The concern over security at the station imposes limits on one of its central missions: cooperating with Iraqi security forces. Iraqi soldiers at the station are prohibited from entering an operations room where U.S. soldiers discuss classified information. They are not allowed on the roof where Americans watch over the neighborhood. They live on the first floor while Americans inhabit the second. While certain information is shared with the Iraqi army leadership, the lower-ranking soldiers are kept out of briefing sessions, largely because the Americans are suspicious that information will be passed on to insurgents.

"There's a potential for a leak," said Capt. Ramiro Roldan, 25. "We tell them we're going to set up our vehicles at this location to cordon and search an area, there's a potential that we might get a VBEID attack there."

"We just came here, and we can't trust them so much," said Sgt. Freddie Torres.

It has been only a month since the battalion moved into the building, which had been occupied by Iraqi security forces. The Americans cleaned up a horrid tableau of human feces, trash and dead cats littering the premises.

Some American soldiers say the days patrolling the streets and nights drinking tea and playing dominoes with the Iraqis have fashioned a fledgling camaraderie. The Americans also have grown closer to one another while enduring the spartan lodgings -- sleeping on cots, living without showers or toilets, burning their waste -- that feel far removed from the buffet dinners and air-conditioned gyms on the Camp Liberty base, near the Baghdad airport, they left behind.

"Liberty's like being in Kuwait," Torres said. "If we stayed at Liberty the whole time, then we're not bringing the fight to them. This at least gives us an intimidation factor, knowing we're out here on the grind ready to take it to them."

Kuehl said he believes that over time, operating out of smaller bases will be safer for his soldiers as the neighbors grow to appreciate their backyard policemen and act as an alarm system about impending trouble.

"We're going to get more information, and when we get that information, we can target better, and if we target better, we can get more bad guys off the street and we don't hurt the locals while we do it," he said. "And the other part of getting out here, and I think it's something we've missed in the mission for a while . . . is our purpose to protect the people."
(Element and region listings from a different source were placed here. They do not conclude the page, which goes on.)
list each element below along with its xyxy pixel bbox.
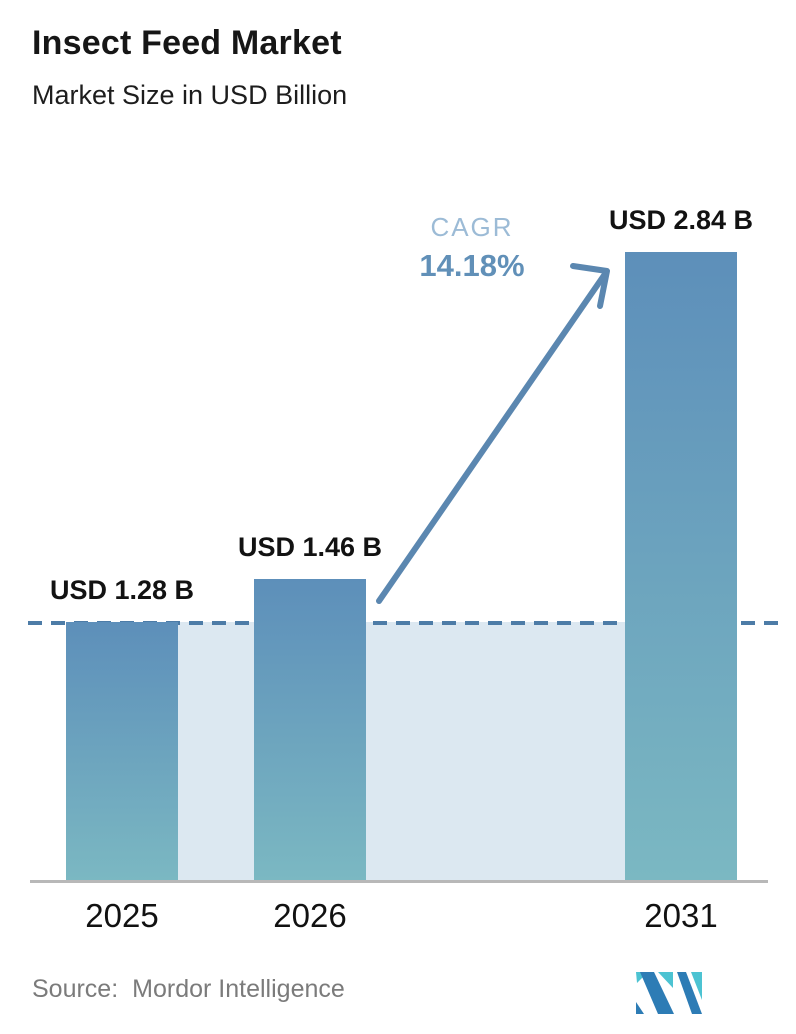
source-label: Source: [32,975,119,1003]
cagr-annotation: CAGR 14.18% [392,212,552,284]
source-line: Source: Mordor Intelligence [32,975,345,1004]
logo-teal-triangle-middle [658,972,673,988]
bar-2031 [625,252,737,881]
bar-2026 [254,579,366,881]
mordor-intelligence-logo [636,972,702,1014]
logo-blue-band-left [640,972,674,1014]
cagr-label: CAGR [430,212,514,242]
growth-arrow-head [570,263,610,309]
logo-blue-band-right [677,972,702,1014]
page-subtitle: Market Size in USD Billion [32,80,348,110]
x-axis-label-2025: 2025 [85,897,159,934]
cagr-value: 14.18% [419,248,525,283]
logo-blue-notch [636,1002,644,1014]
bar-value-label-2025: USD 1.28 B [49,575,195,605]
growth-arrow-shaft [376,271,608,604]
bar-2025 [66,622,178,881]
page-title: Insect Feed Market [32,24,342,62]
bar-value-label-2026: USD 1.46 B [237,532,383,562]
logo-teal-triangle-right [691,972,702,1000]
baseline-dashed-line [28,621,780,625]
x-axis-label-2031: 2031 [644,897,718,934]
bar-value-label-2031: USD 2.84 B [608,205,754,235]
x-axis-line [30,880,768,883]
x-axis-label-2026: 2026 [273,897,347,934]
source-value: Mordor Intelligence [132,975,345,1003]
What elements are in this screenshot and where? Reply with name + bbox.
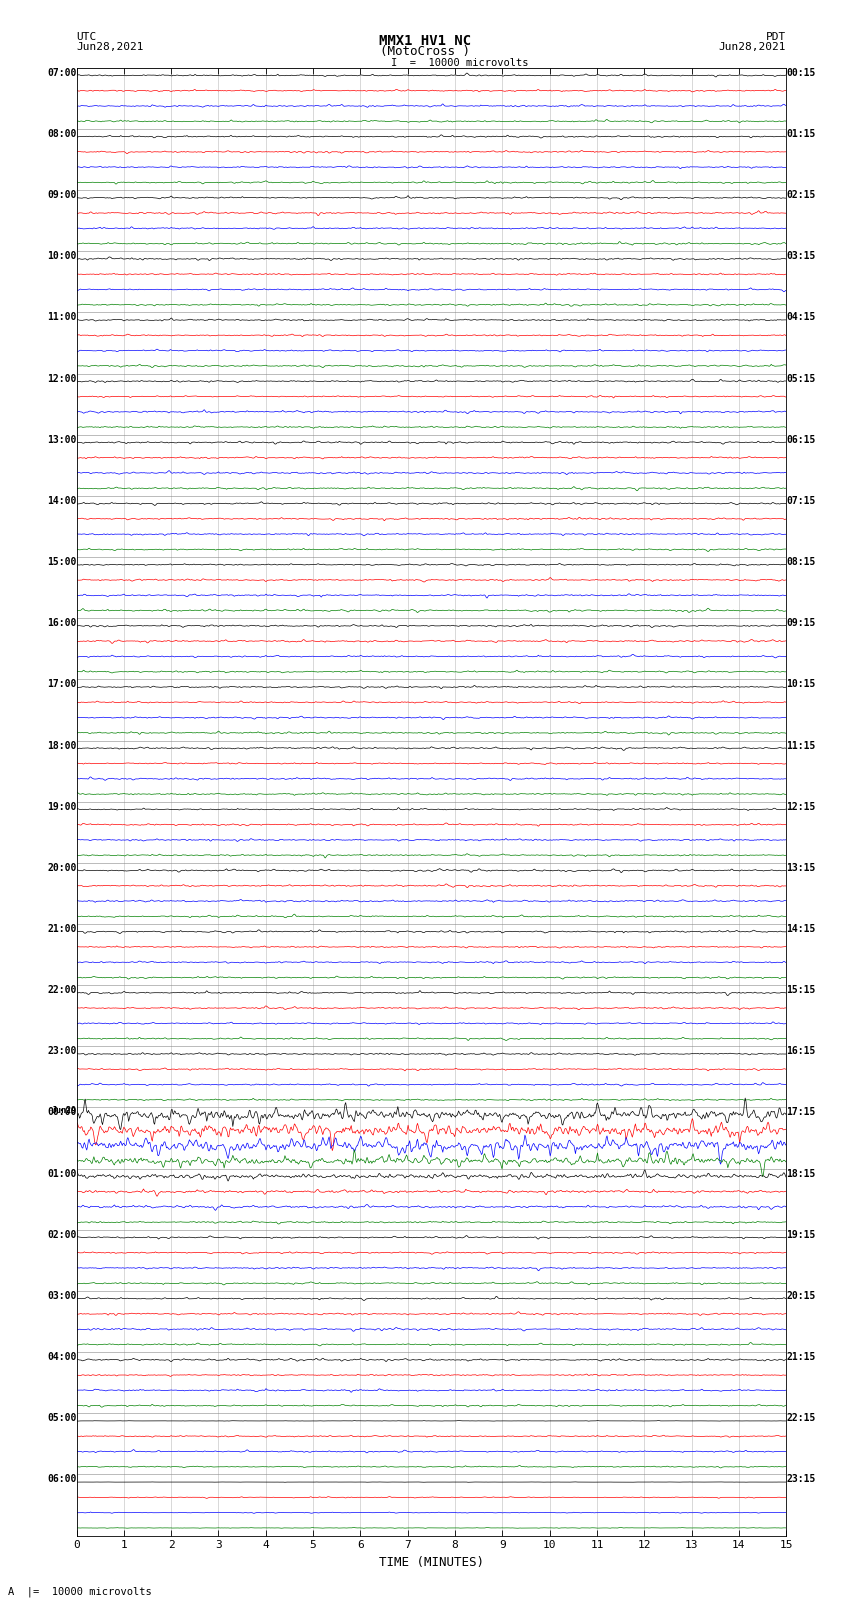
Text: 10:15: 10:15 bbox=[786, 679, 816, 689]
X-axis label: TIME (MINUTES): TIME (MINUTES) bbox=[379, 1557, 484, 1569]
Text: 14:15: 14:15 bbox=[786, 924, 816, 934]
Text: 02:00: 02:00 bbox=[47, 1229, 76, 1240]
Text: A  |=  10000 microvolts: A |= 10000 microvolts bbox=[8, 1586, 152, 1597]
Text: 00:00: 00:00 bbox=[47, 1108, 76, 1118]
Text: 17:15: 17:15 bbox=[786, 1108, 816, 1118]
Text: 03:15: 03:15 bbox=[786, 252, 816, 261]
Text: 21:00: 21:00 bbox=[47, 924, 76, 934]
Text: 04:00: 04:00 bbox=[47, 1352, 76, 1361]
Text: 07:00: 07:00 bbox=[47, 68, 76, 77]
Text: Jun29: Jun29 bbox=[52, 1107, 76, 1115]
Text: 12:00: 12:00 bbox=[47, 374, 76, 384]
Text: 19:00: 19:00 bbox=[47, 802, 76, 811]
Text: 11:00: 11:00 bbox=[47, 313, 76, 323]
Text: 22:00: 22:00 bbox=[47, 986, 76, 995]
Text: 04:15: 04:15 bbox=[786, 313, 816, 323]
Text: 21:15: 21:15 bbox=[786, 1352, 816, 1361]
Text: 01:00: 01:00 bbox=[47, 1168, 76, 1179]
Text: 05:15: 05:15 bbox=[786, 374, 816, 384]
Text: 11:15: 11:15 bbox=[786, 740, 816, 750]
Text: 18:00: 18:00 bbox=[47, 740, 76, 750]
Text: MMX1 HV1 NC: MMX1 HV1 NC bbox=[379, 34, 471, 48]
Text: PDT: PDT bbox=[766, 32, 786, 42]
Text: Jun28,2021: Jun28,2021 bbox=[719, 42, 786, 52]
Text: 06:00: 06:00 bbox=[47, 1474, 76, 1484]
Text: 10:00: 10:00 bbox=[47, 252, 76, 261]
Text: 18:15: 18:15 bbox=[786, 1168, 816, 1179]
Text: 17:00: 17:00 bbox=[47, 679, 76, 689]
Text: 00:15: 00:15 bbox=[786, 68, 816, 77]
Text: 03:00: 03:00 bbox=[47, 1290, 76, 1302]
Text: 01:15: 01:15 bbox=[786, 129, 816, 139]
Text: 13:15: 13:15 bbox=[786, 863, 816, 873]
Text: 08:15: 08:15 bbox=[786, 556, 816, 568]
Text: 08:00: 08:00 bbox=[47, 129, 76, 139]
Text: (MotoCross ): (MotoCross ) bbox=[380, 45, 470, 58]
Text: 09:00: 09:00 bbox=[47, 190, 76, 200]
Text: 06:15: 06:15 bbox=[786, 436, 816, 445]
Text: 16:00: 16:00 bbox=[47, 618, 76, 627]
Text: Jun28,2021: Jun28,2021 bbox=[76, 42, 144, 52]
Text: 23:15: 23:15 bbox=[786, 1474, 816, 1484]
Text: 20:00: 20:00 bbox=[47, 863, 76, 873]
Text: 22:15: 22:15 bbox=[786, 1413, 816, 1423]
Text: 09:15: 09:15 bbox=[786, 618, 816, 627]
Text: 02:15: 02:15 bbox=[786, 190, 816, 200]
Text: UTC: UTC bbox=[76, 32, 97, 42]
Text: 23:00: 23:00 bbox=[47, 1047, 76, 1057]
Text: 07:15: 07:15 bbox=[786, 495, 816, 506]
Text: 13:00: 13:00 bbox=[47, 436, 76, 445]
Text: 12:15: 12:15 bbox=[786, 802, 816, 811]
Text: 15:00: 15:00 bbox=[47, 556, 76, 568]
Text: 19:15: 19:15 bbox=[786, 1229, 816, 1240]
Text: 16:15: 16:15 bbox=[786, 1047, 816, 1057]
Text: 15:15: 15:15 bbox=[786, 986, 816, 995]
Text: 05:00: 05:00 bbox=[47, 1413, 76, 1423]
Text: 20:15: 20:15 bbox=[786, 1290, 816, 1302]
Text: 14:00: 14:00 bbox=[47, 495, 76, 506]
Text: I  =  10000 microvolts: I = 10000 microvolts bbox=[391, 58, 529, 68]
U.S. commanders say they choose the location of the security stations and combat outposts based on where soldiers can most disrupt the insurgency. Kuehl said he moved a platoon into the second floor of the al-Khadraa outpost to stop insurgent weapons traffic through the area.

In the first 10 days since soldiers moved in, drive-by shooters have taken potshots and at least four bombs have exploded on the road outside the entrance, said Lt. Brian Larsen, 23, the platoon leader.

"As far as force protection measures go, this place needs improvement," said Sgt. 1st Class Kenneth Chaney.

The soldiers have stacked sandbags in their bedroom windows and draped green netting over their gun positions, and they are making plans to install light fixtures outside and raise the exterior walls by several feet to limit the risk from gunfire.

Sitting on his bunk inside the police station, Sgt. James Simpson, 30, of Atlanta, said grunts like him are prepared for the threats surrounding them.

"It's definitely more exposed, but that's the risk we take," he said. "The safest thing for everybody is to hurry up and beat these guys."